“Wazner on Milk was Like Sterling on Silver.”

 


If you drive through Chicago neighborhoods, you might just see a name chiseled into a building’s stonework. Sometimes it was just a name for an apartment building (The Andrew). More commonly it was the name of a bank carved in big letters on the lintel above the door to present an image of strength, security, and longevity. The Illinois Constitution of 1879 specifically prohibited branch banking but starting in 1967 and into the 1990s, things opened and eventually there was a wave of branches, mergers, and acquisitions. Stakeholders of smaller banks that were profitable were subject to attractive offers of stock and cash from larger institutions and many local banks were sold and the name on the door was irrelevant and the building itself was often sold. Business too sometimes had their names prominently displayed in stonework. Wanzer Dairy was one.

Wanzer pioneered selling milk in glass bottles, used science to determine the milk’s butterfat content of milk, installed mechanical refrigeration for milk storage, and pasteurized milk using the process invented by Louis Pasteur to kill bacteria in milk.

Sidney Wanzer & Sons housed its main plaint on 55th Street. Two others were located farther south. Wazner also had a north-side distribution on Lawrence Avenue near Wolcott. I worked across the street for twenty years.

Despite the Wazner name, the building was part of the auto service center connected to the nearby Sears Roebuck store. The Wazner name always brought back memories of growing up in Chicago. No matter that decades had passed since I first heard their jungle, I never forgot it. Broadway theater actress and pioneer in early TV, Carmelita Pope was the spokesperson for Wazner’s television commercials.
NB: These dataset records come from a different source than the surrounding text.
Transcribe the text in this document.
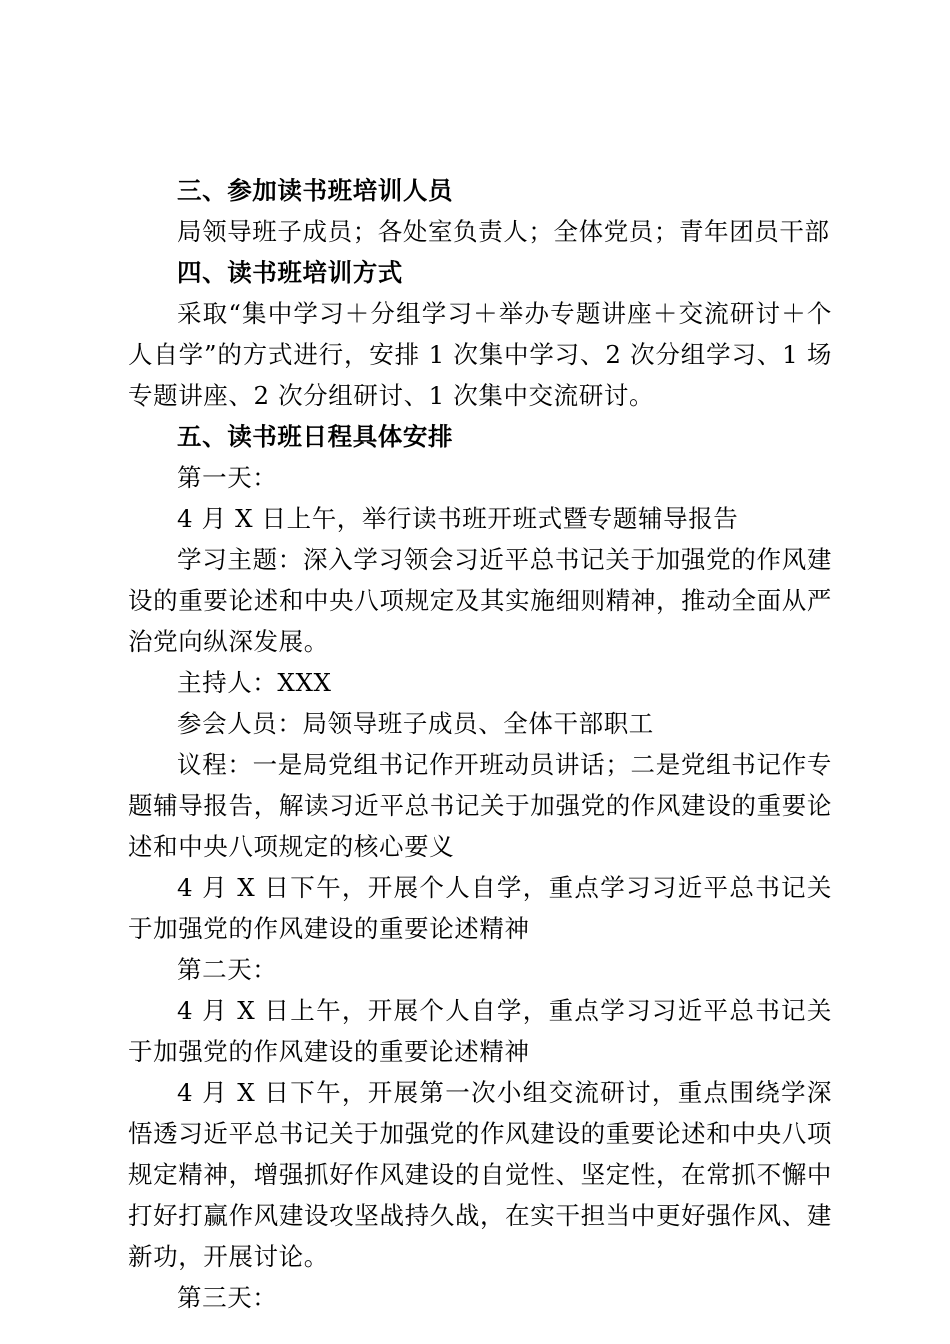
三、参加读书班培训人员

局领导班子成员；各处室负责人；全体党员；青年团员干部

四、读书班培训方式

采取“集中学习＋分组学习＋举办专题讲座＋交流研讨＋个人自学”的方式进行，安排 1 次集中学习、2 次分组学习、1 场专题讲座、2 次分组研讨、1 次集中交流研讨。

五、读书班日程具体安排

第一天：

4 月 X 日上午，举行读书班开班式暨专题辅导报告

学习主题：深入学习领会习近平总书记关于加强党的作风建设的重要论述和中央八项规定及其实施细则精神，推动全面从严治党向纵深发展。

主持人：XXX

参会人员：局领导班子成员、全体干部职工

议程：一是局党组书记作开班动员讲话；二是党组书记作专题辅导报告，解读习近平总书记关于加强党的作风建设的重要论述和中央八项规定的核心要义

4 月 X 日下午，开展个人自学，重点学习习近平总书记关于加强党的作风建设的重要论述精神

第二天：

4 月 X 日上午，开展个人自学，重点学习习近平总书记关于加强党的作风建设的重要论述精神

4 月 X 日下午，开展第一次小组交流研讨，重点围绕学深悟透习近平总书记关于加强党的作风建设的重要论述和中央八项规定精神，增强抓好作风建设的自觉性、坚定性，在常抓不懈中打好打赢作风建设攻坚战持久战，在实干担当中更好强作风、建新功，开展讨论。

第三天：
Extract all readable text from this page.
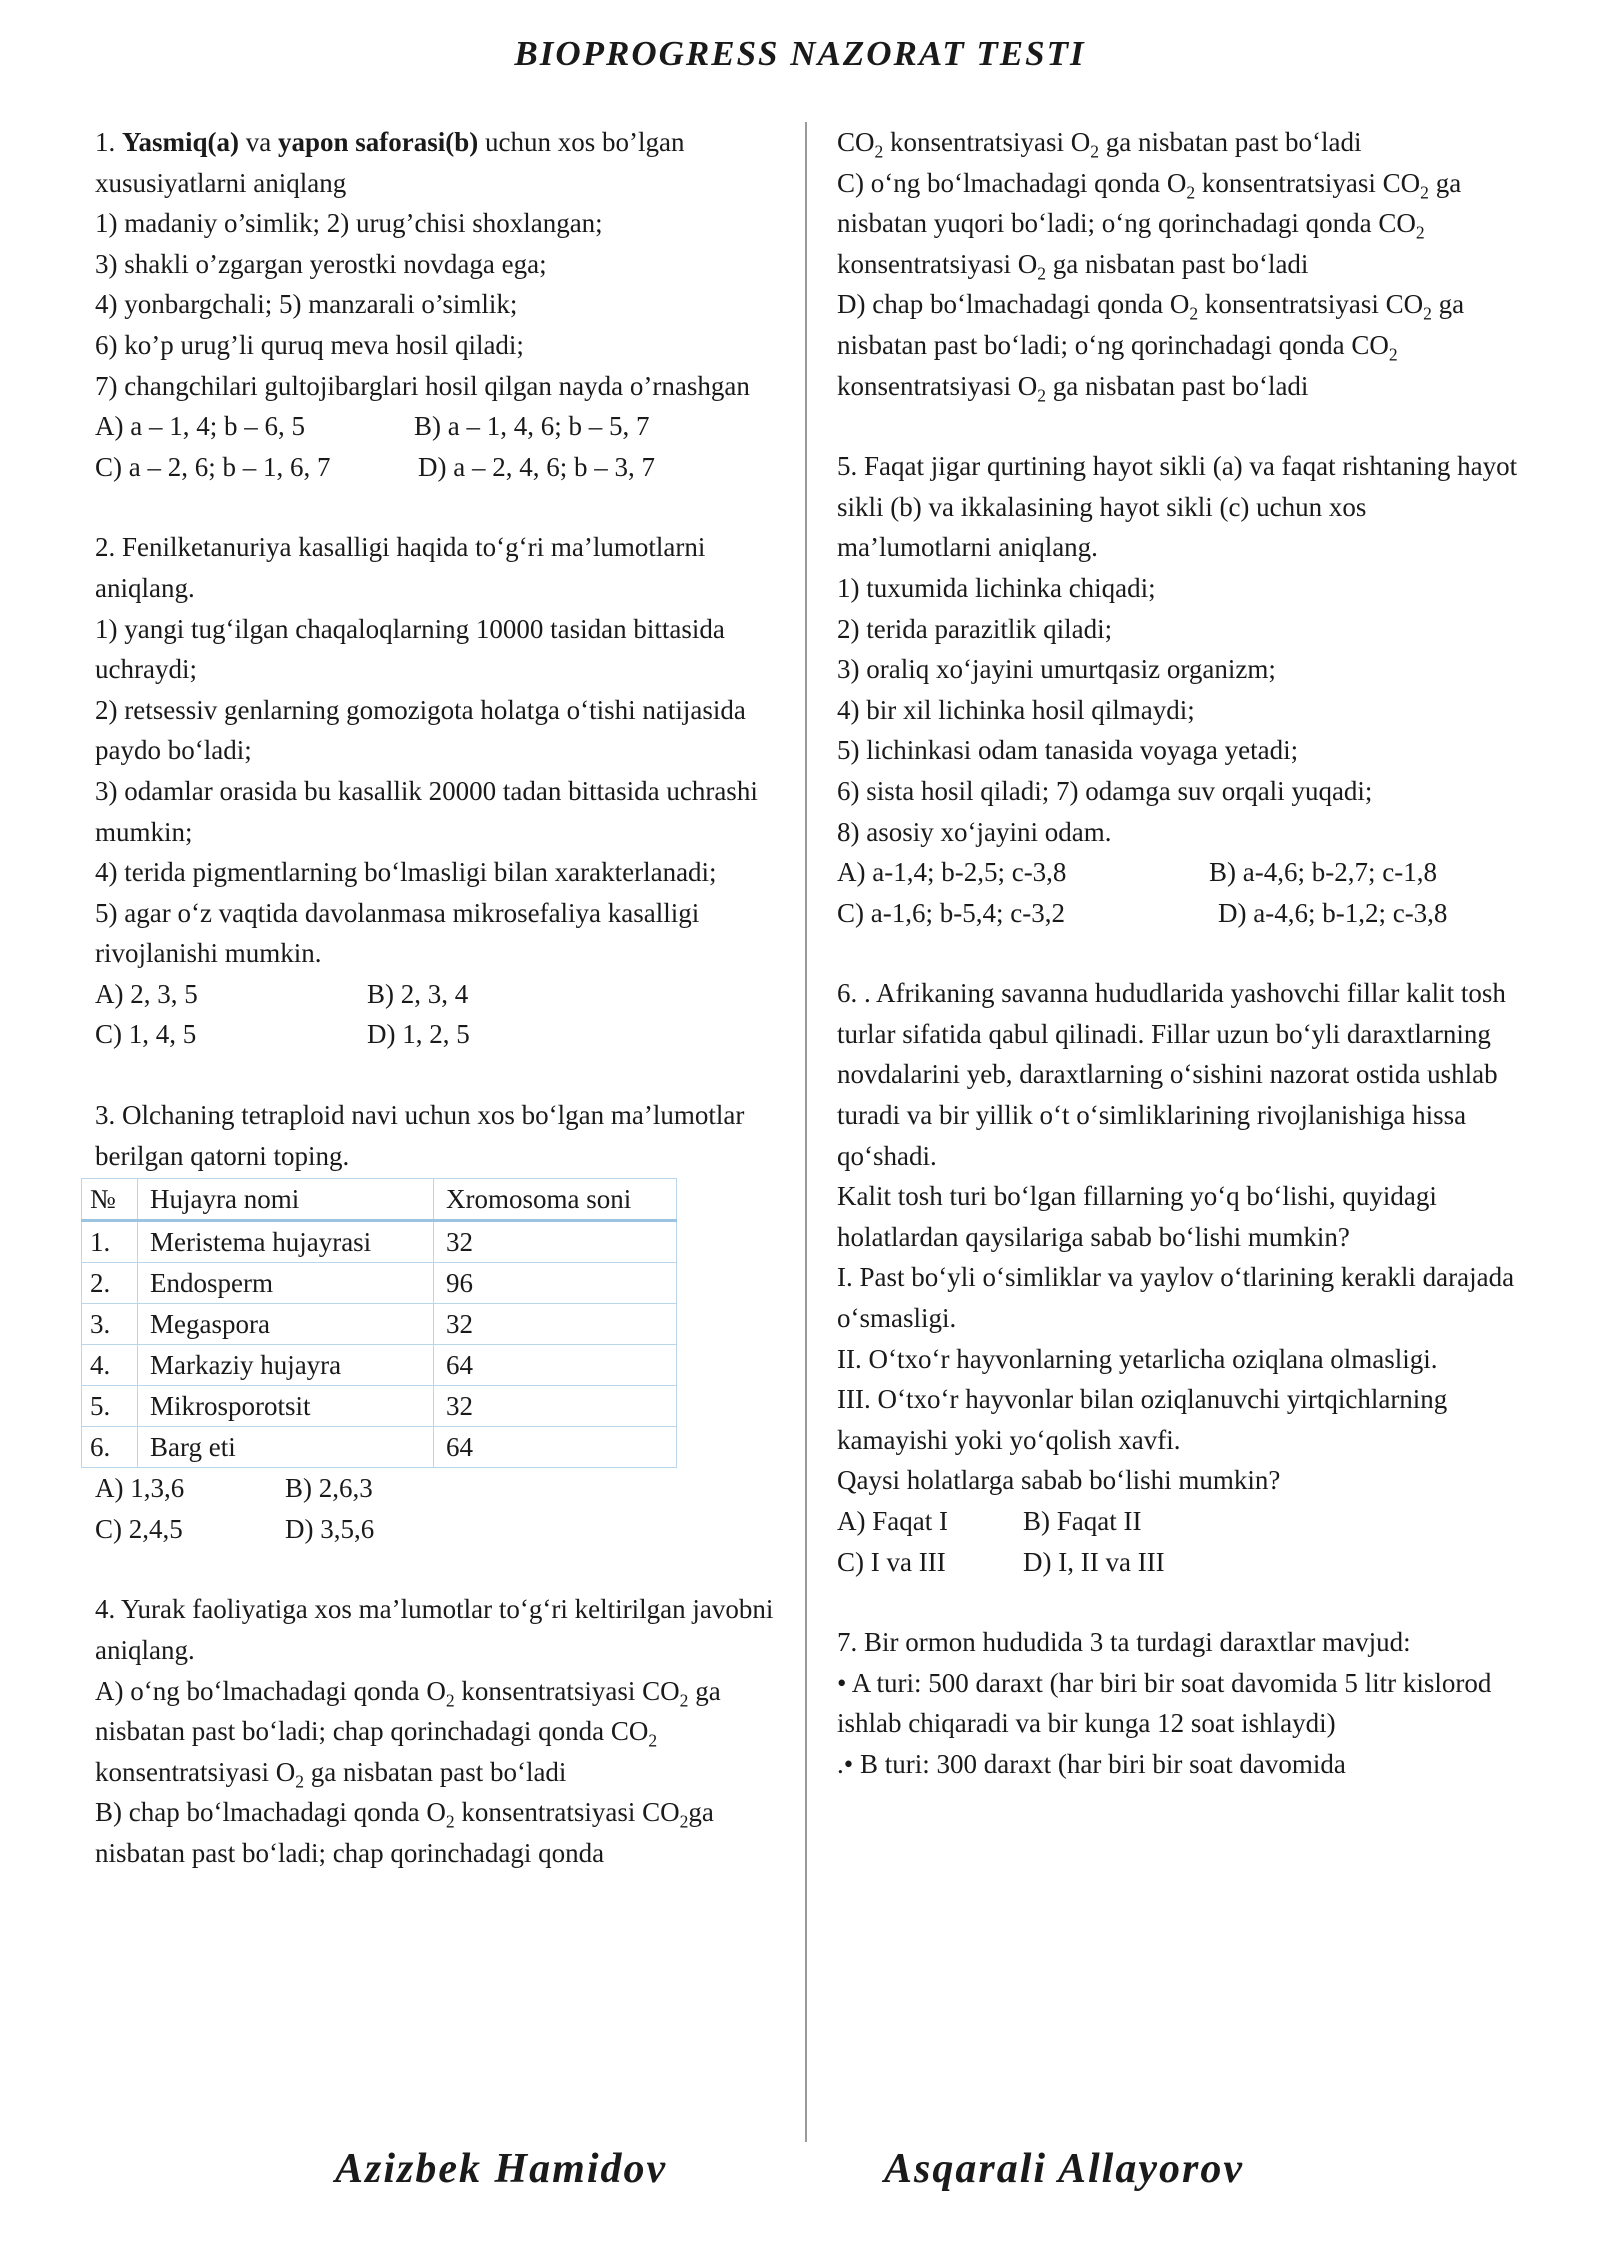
BIOPROGRESS NAZORAT TESTI

1. Yasmiq(a) va yapon saforasi(b) uchun xos bo’lgan xususiyatlarni aniqlang

1) madaniy o’simlik; 2) urug’chisi shoxlangan;

3) shakli o’zgargan yerostki novdaga ega;

4) yonbargchali; 5) manzarali o’simlik;

6) ko’p urug’li quruq meva hosil qiladi;

7) changchilari gultojibarglari hosil qilgan nayda o’rnashgan

A) a – 1, 4; b – 6, 5	B) a – 1, 4, 6; b – 5, 7
C) a – 2, 6; b – 1, 6, 7	D) a – 2, 4, 6; b – 3, 7

2. Fenilketanuriya kasalligi haqida to‘g‘ri ma’lumotlarni aniqlang.

1) yangi tug‘ilgan chaqaloqlarning 10000 tasidan bittasida uchraydi;

2) retsessiv genlarning gomozigota holatga o‘tishi natijasida paydo bo‘ladi;

3) odamlar orasida bu kasallik 20000 tadan bittasida uchrashi mumkin;

4) terida pigmentlarning bo‘lmasligi bilan xarakterlanadi;

5) agar o‘z vaqtida davolanmasa mikrosefaliya kasalligi rivojlanishi mumkin.

A) 2, 3, 5	B) 2, 3, 4
C) 1, 4, 5	D) 1, 2, 5

3. Olchaning tetraploid navi uchun xos bo‘lgan ma’lumotlar berilgan qatorni toping.

№	Hujayra nomi	Xromosoma soni
1.	Meristema hujayrasi	32
2.	Endosperm	96
3.	Megaspora	32
4.	Markaziy hujayra	64
5.	Mikrosporotsit	32
6.	Barg eti	64
A) 1,3,6	B) 2,6,3
C) 2,4,5	D) 3,5,6

4. Yurak faoliyatiga xos ma’lumotlar to‘g‘ri keltirilgan javobni aniqlang.

A) o‘ng bo‘lmachadagi qonda $O_2$ konsentratsiyasi $CO_2$ ga nisbatan past bo‘ladi; chap qorinchadagi qonda $CO_2$ konsentratsiyasi $O_2$ ga nisbatan past bo‘ladi

B) chap bo‘lmachadagi qonda $O_2$ konsentratsiyasi $CO_2ga$ nisbatan past bo‘ladi; chap qorinchadagi qonda

$CO_2$ konsentratsiyasi $O_2$ ga nisbatan past bo‘ladi

C) o‘ng bo‘lmachadagi qonda $O_2$ konsentratsiyasi $CO_2$ ga nisbatan yuqori bo‘ladi; o‘ng qorinchadagi qonda $CO_2$ konsentratsiyasi $O_2$ ga nisbatan past bo‘ladi

D) chap bo‘lmachadagi qonda $O_2$ konsentratsiyasi $CO_2$ ga nisbatan past bo‘ladi; o‘ng qorinchadagi qonda $CO_2$ konsentratsiyasi $O_2$ ga nisbatan past bo‘ladi

5. Faqat jigar qurtining hayot sikli (a) va faqat rishtaning hayot sikli (b) va ikkalasining hayot sikli (c) uchun xos ma’lumotlarni aniqlang.

1) tuxumida lichinka chiqadi;

2) terida parazitlik qiladi;

3) oraliq xo‘jayini umurtqasiz organizm;

4) bir xil lichinka hosil qilmaydi;

5) lichinkasi odam tanasida voyaga yetadi;

6) sista hosil qiladi; 7) odamga suv orqali yuqadi;

8) asosiy xo‘jayini odam.

A) a-1,4; b-2,5; c-3,8	B) a-4,6; b-2,7; c-1,8
C) a-1,6; b-5,4; c-3,2	D) a-4,6; b-1,2; c-3,8

6. . Afrikaning savanna hududlarida yashovchi fillar kalit tosh turlar sifatida qabul qilinadi. Fillar uzun bo‘yli daraxtlarning novdalarini yeb, daraxtlarning o‘sishini nazorat ostida ushlab turadi va bir yillik o‘t o‘simliklarining rivojlanishiga hissa qo‘shadi.

Kalit tosh turi bo‘lgan fillarning yo‘q bo‘lishi, quyidagi holatlardan qaysilariga sabab bo‘lishi mumkin?

I. Past bo‘yli o‘simliklar va yaylov o‘tlarining kerakli darajada o‘smasligi.

II. O‘txo‘r hayvonlarning yetarlicha oziqlana olmasligi.

III. O‘txo‘r hayvonlar bilan oziqlanuvchi yirtqichlarning kamayishi yoki yo‘qolish xavfi.

Qaysi holatlarga sabab bo‘lishi mumkin?

A) Faqat I	B) Faqat II
C) I va III	D) I, II va III

7. Bir ormon hududida 3 ta turdagi daraxtlar mavjud:

• A turi: 500 daraxt (har biri bir soat davomida 5 litr kislorod ishlab chiqaradi va bir kunga 12 soat ishlaydi)

.• B turi: 300 daraxt (har biri bir soat davomida

Azizbek Hamidov	Asqarali Allayorov
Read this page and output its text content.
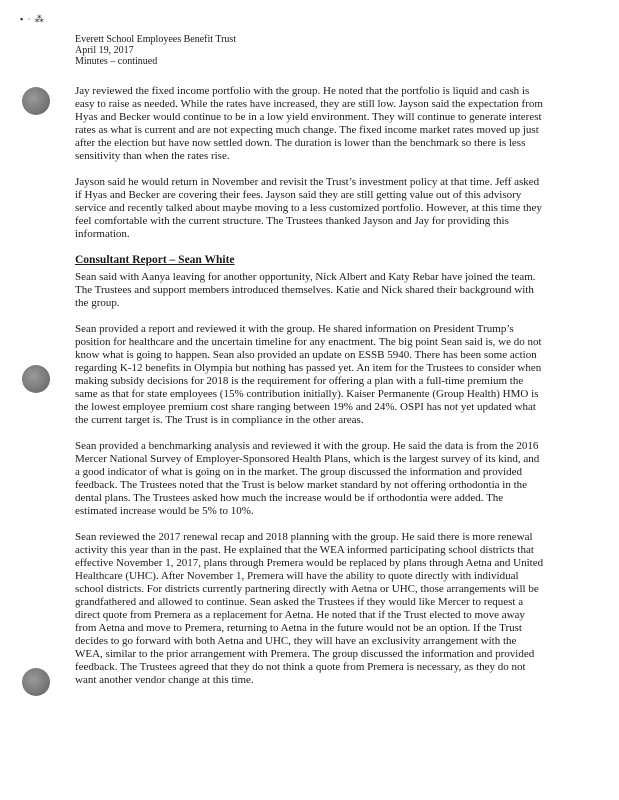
▪ · ⁂
Everett School Employees Benefit Trust
April 19, 2017
Minutes – continued

Jay reviewed the fixed income portfolio with the group. He noted that the portfolio is liquid and cash is easy to raise as needed. While the rates have increased, they are still low. Jayson said the expectation from Hyas and Becker would continue to be in a low yield environment. They will continue to generate interest rates as what is current and are not expecting much change. The fixed income market rates moved up just after the election but have now settled down. The duration is lower than the benchmark so there is less sensitivity than when the rates rise.

Jayson said he would return in November and revisit the Trust’s investment policy at that time. Jeff asked if Hyas and Becker are covering their fees. Jayson said they are still getting value out of this advisory service and recently talked about maybe moving to a less customized portfolio. However, at this time they feel comfortable with the current structure. The Trustees thanked Jayson and Jay for providing this information.

Consultant Report – Sean White

Sean said with Aanya leaving for another opportunity, Nick Albert and Katy Rebar have joined the team. The Trustees and support members introduced themselves. Katie and Nick shared their background with the group.

Sean provided a report and reviewed it with the group. He shared information on President Trump’s position for healthcare and the uncertain timeline for any enactment. The big point Sean said is, we do not know what is going to happen. Sean also provided an update on ESSB 5940. There has been some action regarding K-12 benefits in Olympia but nothing has passed yet. An item for the Trustees to consider when making subsidy decisions for 2018 is the requirement for offering a plan with a full-time premium the same as that for state employees (15% contribution initially). Kaiser Permanente (Group Health) HMO is the lowest employee premium cost share ranging between 19% and 24%. OSPI has not yet updated what the current target is. The Trust is in compliance in the other areas.

Sean provided a benchmarking analysis and reviewed it with the group. He said the data is from the 2016 Mercer National Survey of Employer-Sponsored Health Plans, which is the largest survey of its kind, and a good indicator of what is going on in the market. The group discussed the information and provided feedback. The Trustees noted that the Trust is below market standard by not offering orthodontia in the dental plans. The Trustees asked how much the increase would be if orthodontia were added. The estimated increase would be 5% to 10%.

Sean reviewed the 2017 renewal recap and 2018 planning with the group. He said there is more renewal activity this year than in the past. He explained that the WEA informed participating school districts that effective November 1, 2017, plans through Premera would be replaced by plans through Aetna and United Healthcare (UHC). After November 1, Premera will have the ability to quote directly with individual school districts. For districts currently partnering directly with Aetna or UHC, those arrangements will be grandfathered and allowed to continue. Sean asked the Trustees if they would like Mercer to request a direct quote from Premera as a replacement for Aetna. He noted that if the Trust elected to move away from Aetna and move to Premera, returning to Aetna in the future would not be an option. If the Trust decides to go forward with both Aetna and UHC, they will have an exclusivity arrangement with the WEA, similar to the prior arrangement with Premera. The group discussed the information and provided feedback. The Trustees agreed that they do not think a quote from Premera is necessary, as they do not want another vendor change at this time.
She would hold up a half-gallon carton of milk and say, "Wanzer on milk is like Sterling on silver." She could sell me anything.

Beginning in 1958, Pope started appearing on TV’s first (non-radio) soap opera, “Hawkins Falls.” “I also got pulled into doing commercials “every other day” for the show’s sponsor, Surf detergent,” Pope recalls, “I enjoyed doing commercials. And they were live.”  Her on-camera skills promoting products made her a household name. Before long, she was doing ads for Bell Savings, (At the weather Bell corner of Monroe and Clark – remember that too.), Northern Illinois Gas Co., PAM cooking spray, and Wazner. Pope politely refused to hawk products she did not like. So much television exposure, however, took its toll with the law of diminishing returns. Pope became so associated with on-air advertising in Chicago that, it started to work against her. She says, “One day I went to a local audition because I heard they were looking for a “Carmelita Pope-type.”  But, when I got there, I was told, ‘We are looking for someone like you, but not you.”

There was another Pope on television at the time- actually several.

In 1942 these Popes (Francois and Antoinette) opened a 3,000-square-foot school at 316 N. Michigan Ave. with an auditorium for 150 students, experimental kitchens, and laboratories. Homemakers, even Illinois Gov. Otto Kerner, together with doctors, lawyers, home economists, food editors, caterers and restaurant owners attended the school.

The Popes' school reached more Chicagoans when in 1951 it was aired on local and network television. The "Creative Cookery Television Show," featuring Francois Pope and sons Frank and Robert, was aired daily until 1963.The Popes taught basic cooking with sound techniques in an elegant American way. Many TV viewers speculated Francois, Antoinette, Frank, and Robert were all related to Carmelita. They were not.